Image displays in use today are mainly color (preferably flat screen) TV monitors. Monitors are driven by the outputs of image and graphics display cards that are an integral part of the computer system. Seldom are there requirements for image display applications that cannot be met by display cards available commercially as part of the computer system. In some cases, it is necessary to have stereo displays, and these are implemented in the form of headgear containing two small displays embedded in goggles worn by the user.
Hardcopy devices for recording images include laser printers, film cameras, heat-sensitive devices, inkjet units, and digital units, such as optical and CD-ROM disks. Film provides the highest possible resolution, but paper is the obvious medium of choice for written material. For presentations, images are displayed on film transparencies or in a digital medium if image projection equipment is used. The latter approach is gaining acceptance as the standard for image presentations.
Networking is almost a default function in any computer system in use today. Because of the large amount of data inherent in image processing applications, the key consideration in image transmission is bandwidth. In dedicated networks, this typically is not a problem, but communications with remote sites via the Internet are not always as efficient. Fortunately, this situation is improving quickly as a result of optical fiber and other broadband technologies.
New Words and Expressions
interpretation n. 解释,说明,诠释
coordinate n. 坐标系,坐标
ultrasound n. 超声,超声波
perception n. 感知(能力),觉察(力),认识,观念,看法
paradigm n. 典范,范例,示例
infancy n. 婴儿期,幼年时代,未成年,初期,幼年期
continuum n. 连续统一体
overlap vt.&vi. 部分重叠 n. 重叠的部分
encompass vt. 围绕,包围
methodology n. 一套方法,方法学,方法论
preliminary adj. 初步的,预备的,开端的 n. 准备工作,初步行动
ensemble n. 整体,总效果
pyramidal adj. 金字塔形的,锥体的
wavelet n. 小浪,微波
erratic adj. 不稳定的,无规律的,漂泊的
interrelated adj. 相互关联的
explicitly adv. 明白地,明确地
miniaturize vt. 使小型化
Exercises to the Text
1.Translate the following words and phrases into English.
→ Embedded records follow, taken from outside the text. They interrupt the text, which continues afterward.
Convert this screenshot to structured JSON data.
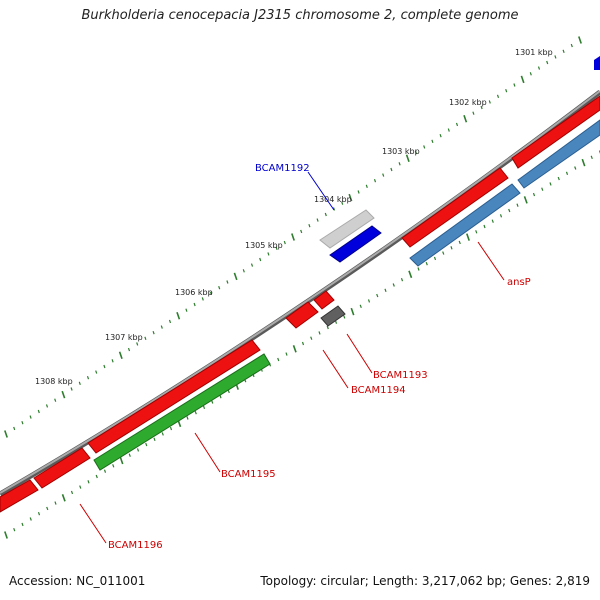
{
  "title": "Burkholderia cenocepacia J2315 chromosome 2, complete genome",
  "accession_label": "Accession: NC_011001",
  "summary_label": "Topology: circular; Length: 3,217,062 bp; Genes: 2,819",
  "colors": {
    "backbone": "#888888",
    "tick": "#2e7d2e",
    "red": "#ee1111",
    "blue": "#0000dd",
    "steelblue": "#4a86be",
    "green": "#2eaa2e",
    "gray_light": "#c8c8c8",
    "gray_dark": "#606060",
    "label_red": "#cc0000",
    "label_blue": "#0000cc"
  },
  "kbp_labels": [
    "1301 kbp",
    "1302 kbp",
    "1303 kbp",
    "1304 kbp",
    "1305 kbp",
    "1306 kbp",
    "1307 kbp",
    "1308 kbp"
  ],
  "gene_labels": {
    "bcam1192": "BCAM1192",
    "ansp": "ansP",
    "bcam1193": "BCAM1193",
    "bcam1194": "BCAM1194",
    "bcam1195": "BCAM1195",
    "bcam1196": "BCAM1196"
  }
}
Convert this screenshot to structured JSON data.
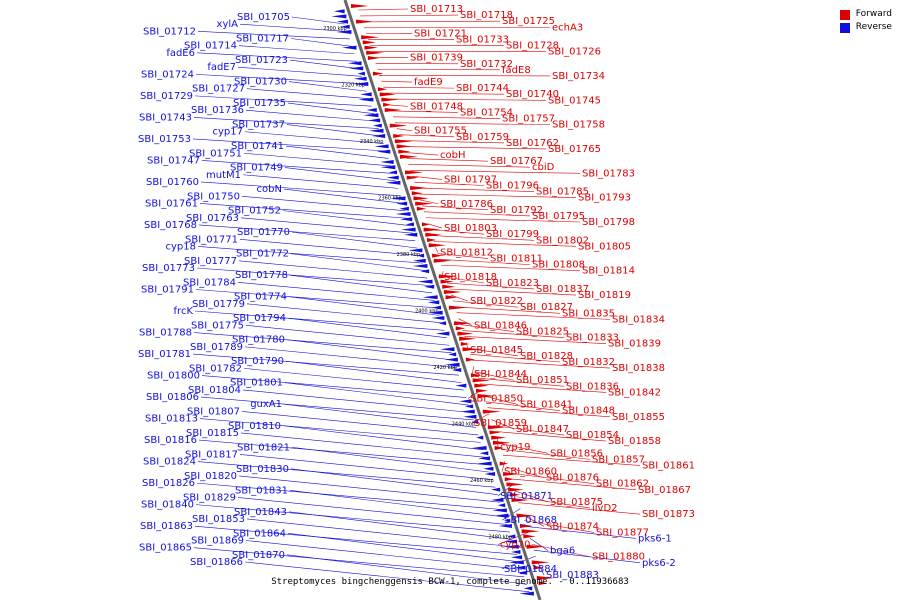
{
  "legend": {
    "forward_label": "Forward",
    "reverse_label": "Reverse",
    "forward_color": "#dd0000",
    "reverse_color": "#1010dd"
  },
  "caption": "Streptomyces bingchenggensis BCW-1, complete genome. - 0..11936683",
  "axis_ticks": [
    "2300 kbp",
    "2320 kbp",
    "2340 kbp",
    "2360 kbp",
    "2380 kbp",
    "2400 kbp",
    "2420 kbp",
    "2440 kbp",
    "2460 kbp",
    "2480 kbp"
  ],
  "left_labels": [
    "SBI_01705",
    "xylA",
    "SBI_01712",
    "SBI_01717",
    "SBI_01714",
    "fadE6",
    "SBI_01723",
    "fadE7",
    "SBI_01724",
    "SBI_01730",
    "SBI_01727",
    "SBI_01729",
    "SBI_01735",
    "SBI_01736",
    "SBI_01743",
    "SBI_01737",
    "cyp17",
    "SBI_01753",
    "SBI_01741",
    "SBI_01751",
    "SBI_01747",
    "SBI_01749",
    "mutM1",
    "SBI_01760",
    "cobN",
    "SBI_01750",
    "SBI_01761",
    "SBI_01752",
    "SBI_01763",
    "SBI_01768",
    "SBI_01770",
    "SBI_01771",
    "cyp18",
    "SBI_01772",
    "SBI_01777",
    "SBI_01773",
    "SBI_01778",
    "SBI_01784",
    "SBI_01791",
    "SBI_01774",
    "SBI_01779",
    "frcK",
    "SBI_01794",
    "SBI_01775",
    "SBI_01788",
    "SBI_01780",
    "SBI_01789",
    "SBI_01781",
    "SBI_01790",
    "SBI_01782",
    "SBI_01800",
    "SBI_01801",
    "SBI_01804",
    "SBI_01806",
    "guxA1",
    "SBI_01807",
    "SBI_01813",
    "SBI_01810",
    "SBI_01815",
    "SBI_01816",
    "SBI_01821",
    "SBI_01817",
    "SBI_01824",
    "SBI_01830",
    "SBI_01820",
    "SBI_01826",
    "SBI_01831",
    "SBI_01829",
    "SBI_01840",
    "SBI_01843",
    "SBI_01853",
    "SBI_01863",
    "SBI_01864",
    "SBI_01869",
    "SBI_01865",
    "SBI_01870",
    "SBI_01866"
  ],
  "right_labels": [
    "SBI_01713",
    "SBI_01718",
    "SBI_01725",
    "echA3",
    "SBI_01721",
    "SBI_01733",
    "SBI_01728",
    "SBI_01726",
    "SBI_01739",
    "SBI_01732",
    "fadE8",
    "SBI_01734",
    "fadE9",
    "SBI_01744",
    "SBI_01740",
    "SBI_01745",
    "SBI_01748",
    "SBI_01754",
    "SBI_01757",
    "SBI_01758",
    "SBI_01755",
    "SBI_01759",
    "SBI_01762",
    "SBI_01765",
    "cobH",
    "SBI_01767",
    "cbiD",
    "SBI_01783",
    "SBI_01797",
    "SBI_01796",
    "SBI_01785",
    "SBI_01793",
    "SBI_01786",
    "SBI_01792",
    "SBI_01795",
    "SBI_01798",
    "SBI_01803",
    "SBI_01799",
    "SBI_01802",
    "SBI_01805",
    "SBI_01812",
    "SBI_01811",
    "SBI_01808",
    "SBI_01814",
    "SBI_01818",
    "SBI_01823",
    "SBI_01837",
    "SBI_01819",
    "SBI_01822",
    "SBI_01827",
    "SBI_01835",
    "SBI_01834",
    "SBI_01846",
    "SBI_01825",
    "SBI_01833",
    "SBI_01839",
    "SBI_01845",
    "SBI_01828",
    "SBI_01832",
    "SBI_01838",
    "SBI_01844",
    "SBI_01851",
    "SBI_01836",
    "SBI_01842",
    "SBI_01850",
    "SBI_01841",
    "SBI_01848",
    "SBI_01855",
    "SBI_01859",
    "SBI_01847",
    "SBI_01854",
    "SBI_01858",
    "cyp19",
    "SBI_01856",
    "SBI_01857",
    "SBI_01861",
    "SBI_01860",
    "SBI_01876",
    "SBI_01862",
    "SBI_01867",
    "SBI_01871",
    "SBI_01875",
    "ilvD2",
    "SBI_01873",
    "SBI_01868",
    "SBI_01874",
    "SBI_01877",
    "pks6-1",
    "cyp20",
    "bga6",
    "SBI_01880",
    "pks6-2",
    "SBI_01884",
    "SBI_01883"
  ],
  "right_label_colors": {
    "SBI_01871": "#1010dd",
    "SBI_01868": "#1010dd",
    "pks6-1": "#1010dd",
    "bga6": "#1010dd",
    "pks6-2": "#1010dd",
    "SBI_01884": "#1010dd",
    "SBI_01883": "#1010dd"
  }
}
(1)人工智能(2)增强对比(3)图像锐化(清晰化)(4)图像获取(5)图像增强(6)图像复原(7)形态学处理(8)特征选择(9)专业图像处理硬件(10)算术逻辑单元(11)帧缓存(12)前端子系统
2.Translate the following paragraphs into Chinese.
(1) There are no clear-cut boundaries in the continuum from image processing at one end to computer vision at the other. However, one useful paradigm is to consider three types of computerized processes in this continuum: low-level, mid-level, and high-level processes. Low-level processes involve primitive operations such as image preprocessing to reduce noise, contrast enhancement, and image sharpening.
(2) The processes of acquiring an image of the area containing the text, preprocessing that image, extracting (segmenting) the individual characters, describing the characters in a form suitable for computer processing, and recognizing those individual characters are in the scope of what we call digital image processing here.
(3) Image enhancement is among the simplest and most appealing areas of digital image processing. Basically, the idea behind enhancement techniques is to bring out detail that is obscured, or simply to highlight certain features of interest in an image.
(4) Mass storage capability is a must in image processing applications. An image of size 1024×1024 pixels, in which the intensity of each pixel is an 8-bit quantity, requires one megabyte of storage space if the image is not compressed.